The Euro rallied significantly during the trading session on Monday, as we approach the 1.20 level. The market looks likely to continue to try to break above the 1.20 level, as we would more than likely reach towards the 1.21 level after that. I believe that the 1.21 level will be much more significant than the 1.20 level, as it was previous resistance and should now be again due to historical action.

In the short term, I believe that we rally based upon the hammer that formed on the weekly chart. It is a very strong sign of support, and I think that perhaps the Euro is oversold if nothing else. I believe that a short-term bounce makes a lot of sense, especially as there are people out there willing to question whether the Federal Reserve will raise interest rates as it previously was thought to.

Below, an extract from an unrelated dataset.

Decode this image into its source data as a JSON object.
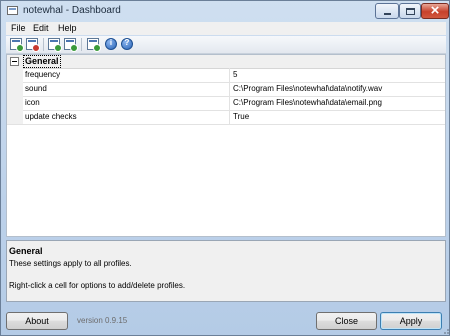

I think that this is more of a technical bounce than anything else, and I suspect that the 1.21 level above is where the major barrier is. If we were to break above there, then the market could go much higher, but right now I believe that we won’t be able to do so in a single attempt anyway. If we turn around and rollover, a breakdown below the 1.19 level would signal that perhaps it’s time to start selling this pair again.


The British pound has rallied rather significantly during the session on Monday, reaching towards 1.36 level above, which has been resistance multiple times. When you look at the chart, you can see that we have rallied from a significant uptrend line lately as well, so it’s likely that we could continue to see buyers jump into this market and perhaps make a significant move towards a 1.3650 level. That’s an area that has been important more than once, and a break above there could send buyers jumping into this market for a longer-term move.

Ultimately, I think that if we do break above that level we will probably try to reach towards 1.40 level above, which on the longer-term charts is of course important from both a psychological and structural standpoint. I believe that we will continue to be a “buy on the dips” market, with the uptrend line underneath offering quite a bit of bullish pressure. If we do break down below the uptrend line, things could get ugly, perhaps reaching down towards the 1.30 level. Ultimately though, this market looks as if the buyers are starting to come back in and push rather hard.

It’s going to be choppy regardless, so keep that in mind. I would keep my position size somewhat small initially but add to it every time we move a bit higher. I like the idea of building up a larger position, but I would be cautious about doing that in one quick move. Longer-term though, this could be a nice investment opportunity.


The Australian dollar has been pretty choppy during the Monday session to start out the week, but that’s not a huge surprise considering how impulsive the move higher was during the previous week. I believe currently the 0.75 level is going to continue to offer support, and that’s assuming that we even reach towards that area. While the Australian dollar has been very soft as of the last couple of months, we’ve recently seen a strong bounce. When looking at the weekly chart, you can see that we had formed a massive hammer during the previous week, and it now looks as if we are trying to turn things around, at least for the interim.

I recognize that somewhere near the 0.77 level we should see a significant amount of resistance, so although I am a bit bullish in the short term, I recognize that we could turn right back around yet again. If we were to turn around and break down below the 0.75 handle, that would be negative enough for me to think that we would probably test the lows again over the previous week, which is near the 0.74 level. Break down below there would be extraordinarily negative and send this market much lower. I should point out that we had recently broken below the uptrend line that had been in vogue for so long, and that typically means that we will in fact see more selling pressure. However, that is an argument for later.


The US dollar has rallied against the Japanese yen during the trading session on Monday, reaching towards the ¥109.50 level. The ¥110 level offers a significant barrier that the market has been struggling to overcome, and the weekly chart has formed a couple of shooting stars in this area, showing the ¥110 level to be massive in its importance. This typically means that we will rollover and selloff, and I still think that is very possible. However, I recognize that if we break above the ¥110 level, especially on a daily close, that could send this market much higher and send the pair reaching towards the ¥112.50 region.

Ultimately, this is market that will be volatile, and of course highly sensitive to interest rate differentials and the bond markets. We’ve recently seen interest rates in America drop off a big, and that of course has sent this pair lower. However, on Monday it looks as if this is a rally based on a “risk off” attitude around the world. I believe that the market breaking above the ¥110 level will of course set up an entirely new dynamic in this market, with the ¥110 level starting offer significant resistance.

If we do start to break down, I recognize that the ¥107.50 level underneath is a very significant floor, as it was such a massive amount of resistance before the breakout above that level. I anticipate that we will continue to see a lot of volatility, and quite frankly I would wait for some type of impulsive move on the daily charts to get involved.